French Alpine gratin of potato, lardons, onion, white wine, and an entire wheel of melting Reblochon cheese.
Tartiflette is the most defining dish of the French Alps — a deep gratin of sliced potatoes, smoky lardons, sweet onions softened in white wine, and an entire wheel of Reblochon cheese cut in half horizontally and laid rind-up across the top. Baked until the cheese melts down through the potatoes into a creamy, woodsy, slightly funky sauce, tartiflette is the dish skiers eat at the end of a long day on the piste. Its name comes from the Savoyard word tartiflâ (potato), and although it is often presented as ancient, the modern recipe was largely invented in the 1980s by the Reblochon cheese industry to boost sales. It worked brilliantly: tartiflette is now the signature plate of every alpine refuge from Chamonix to Megève.
Serves 6
Wash potatoes (don't peel — the skins are part of the texture). Boil whole in salted water for 18–20 minutes until just tender but still firm. Drain and cool 10 minutes.

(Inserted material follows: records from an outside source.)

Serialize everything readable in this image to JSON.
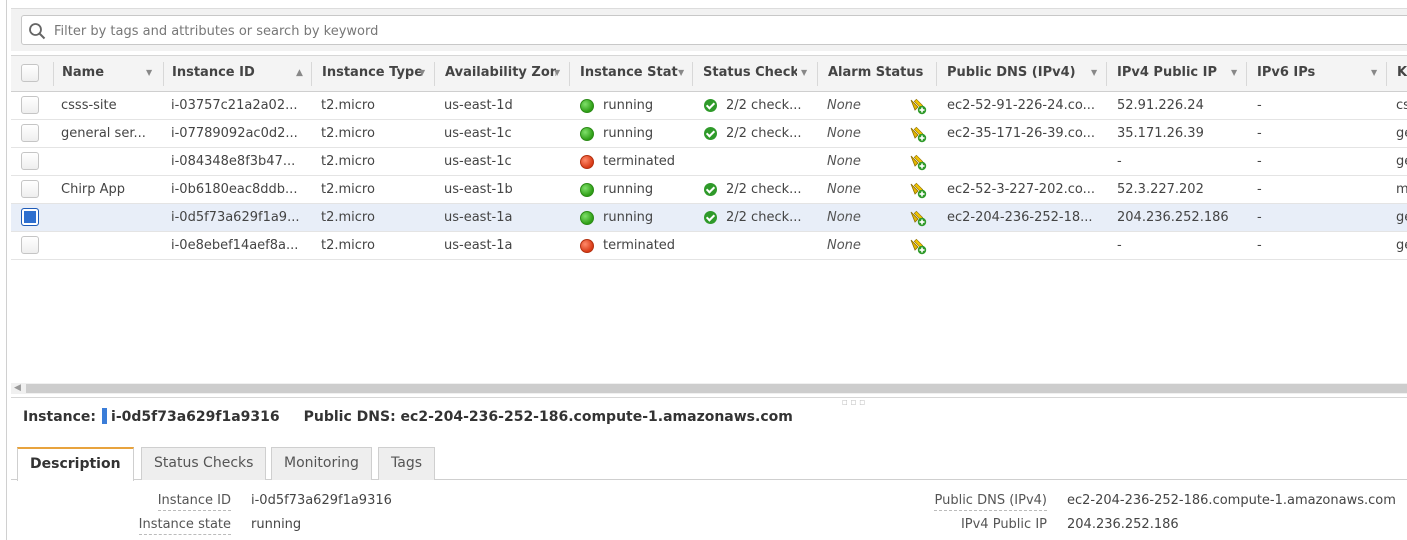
{
  "search": {
    "placeholder": "Filter by tags and attributes or search by keyword"
  },
  "columns": [
    "Name",
    "Instance ID",
    "Instance Type",
    "Availability Zone",
    "Instance State",
    "Status Checks",
    "Alarm Status",
    "Public DNS (IPv4)",
    "IPv4 Public IP",
    "IPv6 IPs",
    "K"
  ],
  "rows": [
    {
      "name": "csss-site",
      "id": "i-03757c21a2a02...",
      "type": "t2.micro",
      "az": "us-east-1d",
      "state": "running",
      "state_color": "green",
      "checks": "2/2 check...",
      "alarm": "None",
      "dns": "ec2-52-91-226-24.co...",
      "ip": "52.91.226.24",
      "ipv6": "-",
      "k": "cs"
    },
    {
      "name": "general ser...",
      "id": "i-07789092ac0d2...",
      "type": "t2.micro",
      "az": "us-east-1c",
      "state": "running",
      "state_color": "green",
      "checks": "2/2 check...",
      "alarm": "None",
      "dns": "ec2-35-171-26-39.co...",
      "ip": "35.171.26.39",
      "ipv6": "-",
      "k": "ge"
    },
    {
      "name": "",
      "id": "i-084348e8f3b47...",
      "type": "t2.micro",
      "az": "us-east-1c",
      "state": "terminated",
      "state_color": "red",
      "checks": "",
      "alarm": "None",
      "dns": "",
      "ip": "-",
      "ipv6": "-",
      "k": "ge"
    },
    {
      "name": "Chirp App",
      "id": "i-0b6180eac8ddb...",
      "type": "t2.micro",
      "az": "us-east-1b",
      "state": "running",
      "state_color": "green",
      "checks": "2/2 check...",
      "alarm": "None",
      "dns": "ec2-52-3-227-202.co...",
      "ip": "52.3.227.202",
      "ipv6": "-",
      "k": "m"
    },
    {
      "name": "",
      "id": "i-0d5f73a629f1a9...",
      "type": "t2.micro",
      "az": "us-east-1a",
      "state": "running",
      "state_color": "green",
      "checks": "2/2 check...",
      "alarm": "None",
      "dns": "ec2-204-236-252-18...",
      "ip": "204.236.252.186",
      "ipv6": "-",
      "k": "ge",
      "selected": true
    },
    {
      "name": "",
      "id": "i-0e8ebef14aef8a...",
      "type": "t2.micro",
      "az": "us-east-1a",
      "state": "terminated",
      "state_color": "red",
      "checks": "",
      "alarm": "None",
      "dns": "",
      "ip": "-",
      "ipv6": "-",
      "k": "ge"
    }
  ],
  "detail": {
    "instance_label": "Instance:",
    "instance_id": "i-0d5f73a629f1a9316",
    "dns_label": "Public DNS:",
    "dns_value": "ec2-204-236-252-186.compute-1.amazonaws.com",
    "tabs": [
      "Description",
      "Status Checks",
      "Monitoring",
      "Tags"
    ],
    "fields_left": [
      {
        "label": "Instance ID",
        "value": "i-0d5f73a629f1a9316"
      },
      {
        "label": "Instance state",
        "value": "running"
      }
    ],
    "fields_right": [
      {
        "label": "Public DNS (IPv4)",
        "value": "ec2-204-236-252-186.compute-1.amazonaws.com"
      },
      {
        "label": "IPv4 Public IP",
        "value": "204.236.252.186"
      }
    ]
  },
  "colors": {
    "selected_row": "#e8eef8",
    "active_tab_accent": "#e8a33d",
    "running": "#2e9e16",
    "terminated": "#d83a16"
  },
  "icons": {
    "search": "search-icon",
    "alarm": "alarm-add-icon",
    "check": "check-circle-icon"
  }
}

Slice the cooked potatoes into 5 mm rounds. Set aside.
Heat a wide skillet over medium. Add lardons. Cook 6–8 minutes until golden and most of the fat has rendered. Lift onto a plate; leave the fat in the pan.
Add sliced onions to the bacon fat. Cook 12 minutes, stirring, until soft and lightly golden. Add garlic; cook 1 minute.

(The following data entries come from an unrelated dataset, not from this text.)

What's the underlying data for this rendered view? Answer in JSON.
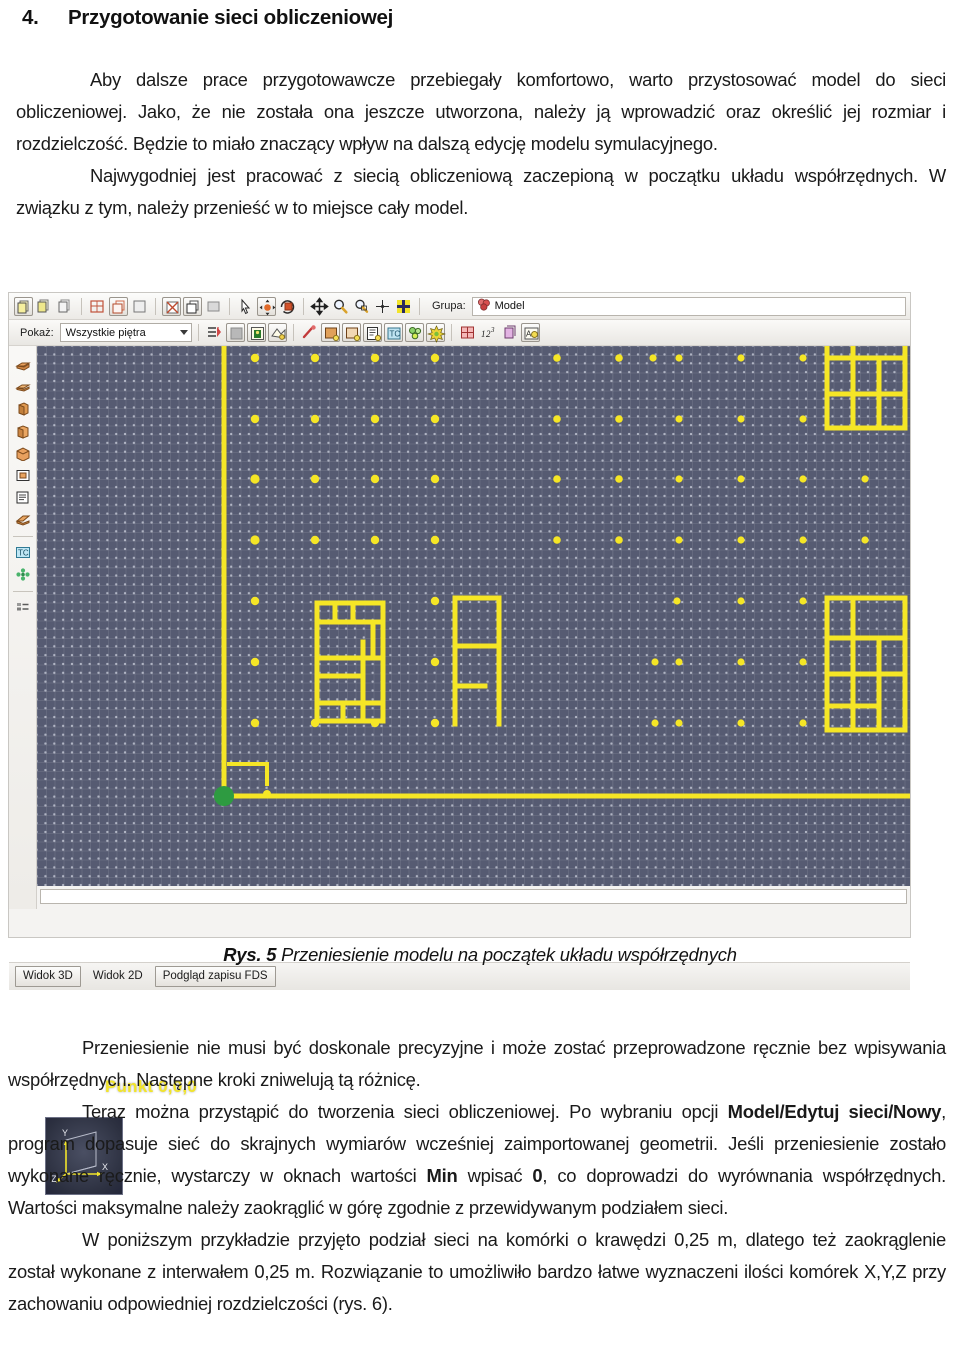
{
  "document": {
    "heading": {
      "number": "4.",
      "text": "Przygotowanie sieci obliczeniowej"
    },
    "paragraphs_top": [
      "Aby dalsze prace przygotowawcze przebiegały komfortowo, warto przystosować model do sieci obliczeniowej. Jako, że nie została ona jeszcze utworzona, należy ją wprowadzić oraz określić jej rozmiar i rozdzielczość. Będzie to miało znaczący wpływ na dalszą edycję modelu symulacyjnego.",
      "Najwygodniej jest pracować z siecią obliczeniową zaczepioną w początku układu współrzędnych. W związku z tym, należy przenieść w to miejsce cały model."
    ],
    "figure_caption": {
      "label": "Rys. 5",
      "text": "Przeniesienie modelu na początek układu współrzędnych"
    },
    "paragraphs_bottom": [
      {
        "runs": [
          {
            "text": "Przeniesienie nie musi być doskonale precyzyjne i może zostać przeprowadzone ręcznie bez wpisywania współrzędnych. Następne kroki zniwelują tą różnicę.",
            "bold": false
          }
        ]
      },
      {
        "runs": [
          {
            "text": "Teraz można przystąpić do tworzenia sieci obliczeniowej. Po wybraniu opcji ",
            "bold": false
          },
          {
            "text": "Model/Edytuj sieci/Nowy",
            "bold": true
          },
          {
            "text": ", program dopasuje sieć do skrajnych wymiarów wcześniej zaimportowanej geometrii. Jeśli przeniesienie zostało wykonane ręcznie, wystarczy w oknach wartości ",
            "bold": false
          },
          {
            "text": "Min",
            "bold": true
          },
          {
            "text": " wpisać ",
            "bold": false
          },
          {
            "text": "0",
            "bold": true
          },
          {
            "text": ", co doprowadzi do wyrównania współrzędnych. Wartości maksymalne należy zaokrąglić w górę zgodnie z przewidywanym podziałem sieci.",
            "bold": false
          }
        ]
      },
      {
        "runs": [
          {
            "text": "W poniższym przykładzie przyjęto podział sieci na komórki o krawędzi 0,25 m, dlatego też zaokrąglenie został wykonane z interwałem 0,25 m. Rozwiązanie to umożliwiło bardzo łatwe wyznaczeni ilości komórek X,Y,Z przy zachowaniu odpowiedniej rozdzielczości (rys. 6).",
            "bold": false
          }
        ]
      }
    ]
  },
  "app": {
    "toolbar_row1": {
      "groups": [
        {
          "items": [
            {
              "name": "copy-faces-icon",
              "label": "",
              "pressed": true
            },
            {
              "name": "copy-object-icon",
              "label": "",
              "pressed": false
            },
            {
              "name": "paste-object-icon",
              "label": "",
              "pressed": false
            }
          ]
        },
        {
          "items": [
            {
              "name": "wireframe-view-icon",
              "label": "",
              "pressed": false
            },
            {
              "name": "hidden-line-view-icon",
              "label": "",
              "pressed": true
            },
            {
              "name": "shaded-textured-view-icon",
              "label": "",
              "pressed": false
            }
          ]
        },
        {
          "items": [
            {
              "name": "transparent-view-icon",
              "label": "",
              "pressed": true
            },
            {
              "name": "solid-view-icon",
              "label": "",
              "pressed": true
            },
            {
              "name": "flat-view-icon",
              "label": "",
              "pressed": false
            }
          ]
        },
        {
          "items": [
            {
              "name": "select-arrow-icon",
              "label": "",
              "pressed": false
            },
            {
              "name": "move-object-icon",
              "label": "",
              "pressed": true
            },
            {
              "name": "rotate-object-icon",
              "label": "",
              "pressed": false
            }
          ]
        },
        {
          "items": [
            {
              "name": "pan-icon",
              "label": "",
              "pressed": false
            },
            {
              "name": "zoom-icon",
              "label": "",
              "pressed": false
            },
            {
              "name": "zoom-window-icon",
              "label": "",
              "pressed": false
            },
            {
              "name": "zoom-extents-icon",
              "label": "",
              "pressed": false
            },
            {
              "name": "fit-selection-icon",
              "label": "",
              "pressed": false
            }
          ]
        }
      ],
      "group_label": "Grupa:",
      "group_value": "Model"
    },
    "toolbar_row2": {
      "show_label": "Pokaż:",
      "floor_filter_value": "Wszystkie piętra",
      "floor_filter_options": [
        "Wszystkie piętra"
      ],
      "icons": [
        {
          "name": "floor-list-icon"
        },
        {
          "name": "render-preview-icon"
        },
        {
          "name": "image-overlay-icon"
        },
        {
          "name": "dxf-import-icon"
        },
        {
          "name": "measure-tool-icon"
        },
        {
          "name": "new-obstruction-icon"
        },
        {
          "name": "new-hole-icon"
        },
        {
          "name": "new-surface-icon"
        },
        {
          "name": "text-label-icon"
        },
        {
          "name": "particles-icon"
        },
        {
          "name": "burner-icon"
        },
        {
          "name": "mesh-edit-icon"
        },
        {
          "name": "dimension-icon"
        },
        {
          "name": "copy-group-icon"
        },
        {
          "name": "annotate-icon"
        }
      ]
    },
    "left_toolbar": [
      {
        "name": "new-slab-icon"
      },
      {
        "name": "new-thin-slab-icon"
      },
      {
        "name": "new-wall-icon"
      },
      {
        "name": "new-block-icon"
      },
      {
        "name": "new-box-icon"
      },
      {
        "name": "new-frame-icon"
      },
      {
        "name": "properties-icon"
      },
      {
        "name": "new-ramp-icon"
      },
      {
        "name": "temperature-device-icon"
      },
      {
        "name": "mesh-node-icon"
      },
      {
        "name": "layer-list-icon"
      }
    ],
    "viewport": {
      "origin_label": "Punkt 0,0,0",
      "axis_labels": {
        "x": "X",
        "y": "Y",
        "z": "Z"
      },
      "background_color": "#565b72",
      "geometry_color": "#f5e626",
      "origin_marker_color": "#2e9b41"
    },
    "tabs": [
      {
        "label": "Widok 3D",
        "selected": true
      },
      {
        "label": "Widok 2D",
        "selected": false
      },
      {
        "label": "Podgląd zapisu FDS",
        "selected": true
      }
    ]
  }
}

Pour in white wine. Simmer briskly 4 minutes until reduced by half. Stir in crème fraîche, nutmeg, salt, and pepper. Cook 2 more minutes.

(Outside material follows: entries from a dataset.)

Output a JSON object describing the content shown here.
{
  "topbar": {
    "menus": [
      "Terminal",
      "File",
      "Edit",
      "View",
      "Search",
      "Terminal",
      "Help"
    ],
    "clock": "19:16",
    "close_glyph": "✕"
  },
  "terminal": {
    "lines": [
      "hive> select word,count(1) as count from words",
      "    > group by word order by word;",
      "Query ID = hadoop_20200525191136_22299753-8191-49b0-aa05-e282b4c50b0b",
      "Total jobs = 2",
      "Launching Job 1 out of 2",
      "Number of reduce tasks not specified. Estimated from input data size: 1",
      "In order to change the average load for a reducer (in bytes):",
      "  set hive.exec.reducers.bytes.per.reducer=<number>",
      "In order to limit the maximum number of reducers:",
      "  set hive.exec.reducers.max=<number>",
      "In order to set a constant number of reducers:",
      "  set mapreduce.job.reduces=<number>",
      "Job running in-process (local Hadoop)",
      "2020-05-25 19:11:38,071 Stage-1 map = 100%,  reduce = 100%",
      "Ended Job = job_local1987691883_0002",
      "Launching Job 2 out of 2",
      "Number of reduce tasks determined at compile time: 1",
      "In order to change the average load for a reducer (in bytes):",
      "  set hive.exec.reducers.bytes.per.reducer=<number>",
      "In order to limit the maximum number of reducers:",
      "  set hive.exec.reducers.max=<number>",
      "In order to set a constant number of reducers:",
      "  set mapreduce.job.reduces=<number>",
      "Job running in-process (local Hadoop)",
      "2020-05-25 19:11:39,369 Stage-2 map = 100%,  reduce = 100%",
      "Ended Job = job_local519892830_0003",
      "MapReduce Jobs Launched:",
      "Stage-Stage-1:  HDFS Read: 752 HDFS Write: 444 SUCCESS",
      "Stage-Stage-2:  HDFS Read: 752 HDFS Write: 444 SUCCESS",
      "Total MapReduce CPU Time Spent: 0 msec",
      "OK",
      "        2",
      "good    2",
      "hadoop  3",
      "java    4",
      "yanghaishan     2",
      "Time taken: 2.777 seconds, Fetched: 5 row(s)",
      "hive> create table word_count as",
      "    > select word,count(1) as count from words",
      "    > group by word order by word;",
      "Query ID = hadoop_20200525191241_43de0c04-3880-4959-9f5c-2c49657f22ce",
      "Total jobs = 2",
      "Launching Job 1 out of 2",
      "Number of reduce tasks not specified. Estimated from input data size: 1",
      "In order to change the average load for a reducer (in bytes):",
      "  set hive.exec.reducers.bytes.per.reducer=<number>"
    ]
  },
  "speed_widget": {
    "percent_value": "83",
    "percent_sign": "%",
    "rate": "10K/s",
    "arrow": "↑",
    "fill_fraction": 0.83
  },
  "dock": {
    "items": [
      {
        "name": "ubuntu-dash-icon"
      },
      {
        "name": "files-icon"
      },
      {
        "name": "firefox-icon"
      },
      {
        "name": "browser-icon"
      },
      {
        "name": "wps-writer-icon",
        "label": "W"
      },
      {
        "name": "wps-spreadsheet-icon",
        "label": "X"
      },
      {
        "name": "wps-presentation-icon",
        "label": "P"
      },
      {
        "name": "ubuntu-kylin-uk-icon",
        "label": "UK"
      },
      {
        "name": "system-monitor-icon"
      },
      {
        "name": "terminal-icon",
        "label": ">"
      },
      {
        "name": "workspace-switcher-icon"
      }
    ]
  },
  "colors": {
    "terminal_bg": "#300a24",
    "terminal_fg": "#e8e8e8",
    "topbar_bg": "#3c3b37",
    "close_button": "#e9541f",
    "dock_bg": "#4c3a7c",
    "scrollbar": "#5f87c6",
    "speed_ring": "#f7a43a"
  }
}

Butter a deep oven dish (about 25×35 cm). Layer half the sliced potatoes, then all the lardons, then the onion-cream mixture. Top with the remaining potatoes. Season lightly.
With a long sharp knife, slice the whole Reblochon horizontally through its middle into two equal discs (you'll have two thinner wheels). Place both halves rind-up on top of the gratin so they cover the surface.
Bake at 200°C for 25–30 minutes until the cheese has melted, run down through the potatoes, and the top is patchy golden-brown. The kitchen will smell like an alpine refuge.
Rest 8 minutes — the cheese sets slightly and the layers come together. Spoon onto warm plates.
Serve with a green salad sharply dressed in walnut-oil vinaigrette and a small pile of cornichons. A glass of Apremont or Roussette de Savoie alongside.
Use a real raw-milk Reblochon if you can find one — it's the soul of the dish.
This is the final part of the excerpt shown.